Nursing takes a lot out of you! If you don’t take care of your basic nutritional needs, then you are going to be run down and tired. Dehydration and a lack of nutrients can even start to affect your milk supply. Make sure you have water nearby at all times and drink frequently. Your caloric needs are increased with nursing so make sure that you are eating plenty of nutrient dense foods and getting lots of good fats and proteins.
Taking a prenatal vitamin as long as you are nursing is essential. Prenatal vitamins will make sure that both you and your baby are getting key vitamins and minerals to keep both of you healthy.
Not all vitamins are created equal though, that’s why I highly recommended SmartyPants All-in-One Prenatal Gummy Vitamins.
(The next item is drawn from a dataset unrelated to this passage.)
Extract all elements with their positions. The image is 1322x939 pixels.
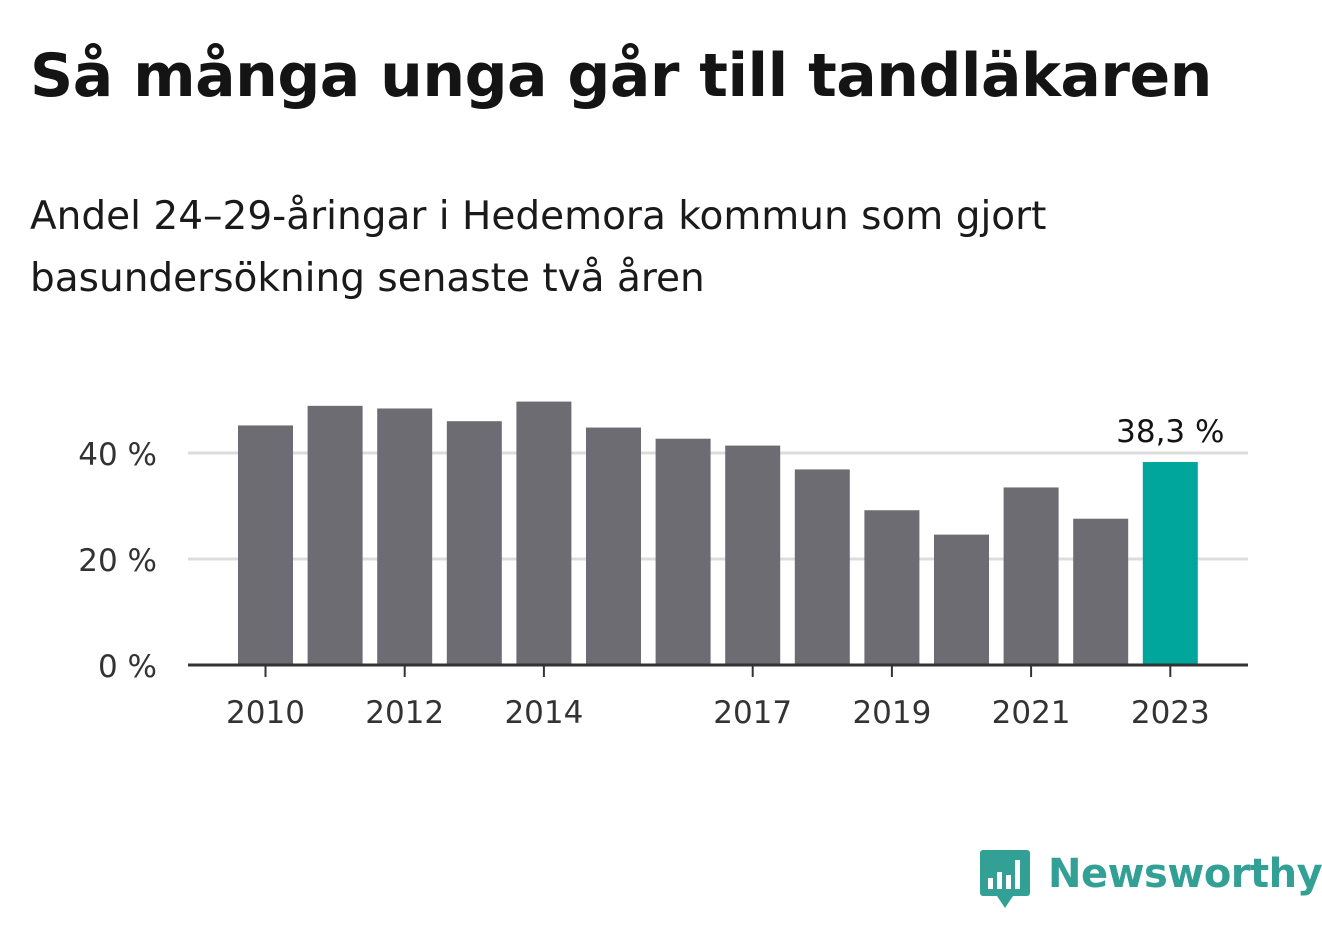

They are all natural, free of GMO’s, yeast, gluten and artificial flavors and preservatives. They are also packed full of Omega 3’s, and vitamins D3 and B12, all vital for a healthy mom and baby (plus they taste really good too!!).
4. Feed on Demand
Successful breastfeeding relies on a delicate balance of give and take between mom and baby. This is not the time for schedules. While most babies will naturally settle into a routine within the first few weeks, breastfeeding moms should stay alert to hunger cues and feed when the baby is hungry, not when the clock says it’s time to eat. Trying to feed a baby that is not hungry, or on the opposite end, is ravenous is going to result in a very frustrated mom and baby.
5. Care for Your Nipples
First time moms can occasionally suffer from cracked and sore nipples. While not serious, it can be quite painful when baby is first latching. You can prevent sore and cracked nipples by making sure baby is latched properly (has most of the areola in it’s mouth). If your nipples are starting to get sore and cracked there are a few thing you can do to ease the discomfort.
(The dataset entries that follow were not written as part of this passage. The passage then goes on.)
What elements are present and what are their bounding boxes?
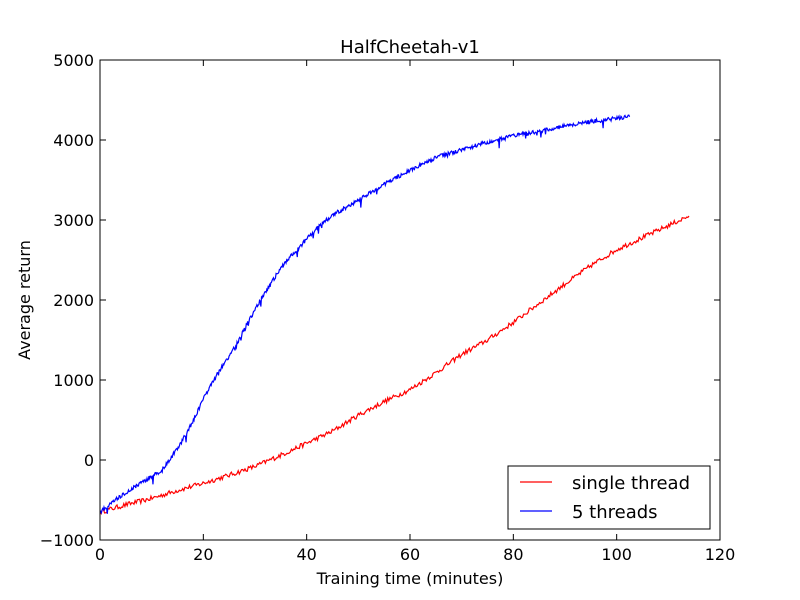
x-tick-label: 80 xyxy=(503,545,523,564)
legend: single thread 5 threads xyxy=(507,465,711,530)
y-axis-label: Average return xyxy=(15,240,34,360)
x-tick-label: 60 xyxy=(400,545,420,564)
ticks-layer: 0 20 40 60 80 100 120−100001000200030004000500… xyxy=(40,51,735,564)
x-tick-label: 120 xyxy=(705,545,736,564)
legend-box xyxy=(507,465,711,530)
y-tick-label: −1000 xyxy=(40,531,94,550)
series-line-single-thread xyxy=(99,215,690,515)
x-axis-label: Training time (minutes) xyxy=(316,569,504,588)
series-layer xyxy=(99,114,690,515)
y-tick-label: 5000 xyxy=(53,51,94,70)
series-line-5-threads xyxy=(99,114,631,515)
x-tick-label: 0 xyxy=(95,545,105,564)
legend-label-single-thread: single thread xyxy=(572,473,690,494)
legend-label-5-threads: 5 threads xyxy=(572,502,658,523)
x-tick-label: 40 xyxy=(296,545,316,564)
y-tick-label: 1000 xyxy=(53,371,94,390)
chart-title: HalfCheetah-v1 xyxy=(340,37,480,58)
y-tick-label: 4000 xyxy=(53,131,94,150)
y-tick-label: 2000 xyxy=(53,291,94,310)
x-tick-label: 100 xyxy=(601,545,632,564)
y-tick-label: 3000 xyxy=(53,211,94,230)
y-tick-label: 0 xyxy=(84,451,94,470)
x-tick-label: 20 xyxy=(193,545,213,564)
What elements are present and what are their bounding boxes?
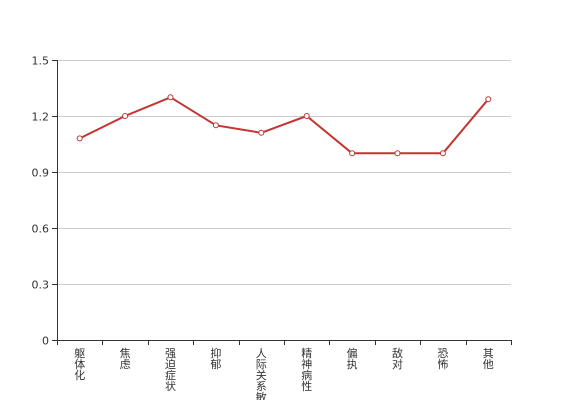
- data-point: [258, 129, 265, 136]
- y-tick-label: 1.2: [32, 111, 50, 124]
- data-point: [122, 113, 129, 119]
- x-tick-label: 其他: [483, 347, 494, 371]
- y-tick-label: 0.6: [32, 223, 50, 236]
- x-tick-label: 抑郁: [210, 346, 221, 371]
- data-point: [303, 113, 310, 119]
- x-tick-label: 躯体化: [74, 347, 85, 382]
- data-point: [349, 150, 356, 157]
- y-tick-label: 0: [42, 335, 49, 348]
- x-tick-label: 敌对: [392, 346, 403, 371]
- data-point: [485, 96, 492, 103]
- data-point: [76, 135, 83, 142]
- y-tick-label: 0.9: [32, 167, 50, 180]
- series-line: [79, 96, 490, 155]
- data-point: [212, 122, 219, 129]
- x-tick-label: 人际关系敏感: [256, 347, 267, 400]
- x-tick-label: 偏执: [347, 346, 358, 371]
- series-group: [76, 94, 492, 157]
- x-tick-label: 焦虑: [120, 347, 131, 371]
- y-axis-ticks: 0 0.3 0.6 0.9 1.2 1.5: [32, 55, 57, 348]
- x-tick-label: 强迫症状: [165, 347, 176, 393]
- x-tick-label: 恐怖: [437, 347, 448, 371]
- data-point: [394, 150, 401, 157]
- grid-lines: [57, 60, 511, 285]
- x-axis-ticks: 躯体化 焦虑 强迫症状 抑郁 人际关系敏感 精神病性 偏执 敌对 恐怖 其他: [57, 340, 512, 400]
- y-tick-label: 1.5: [32, 55, 50, 68]
- y-tick-label: 0.3: [32, 279, 50, 292]
- data-point: [167, 94, 174, 101]
- axes: [57, 60, 511, 341]
- data-point: [439, 150, 446, 157]
- x-tick-label: 精神病性: [301, 347, 312, 393]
- Let your milk dry on your nipple, the milk is very effective at soothing sore nipples.
- Don’t use soaps or moisturizers in the shower, these can further irritate sensitive and raw skin.
- Use pure lanolin after each feeding and right out of the shower, this will lock in moisture to promote healing and is completely safe for baby.
Successful breastfeeding is easier than you think, especially if you are prepared. Hopefully these tips will help make your breastfeeding journey a positive and enjoyable experience. Good luck!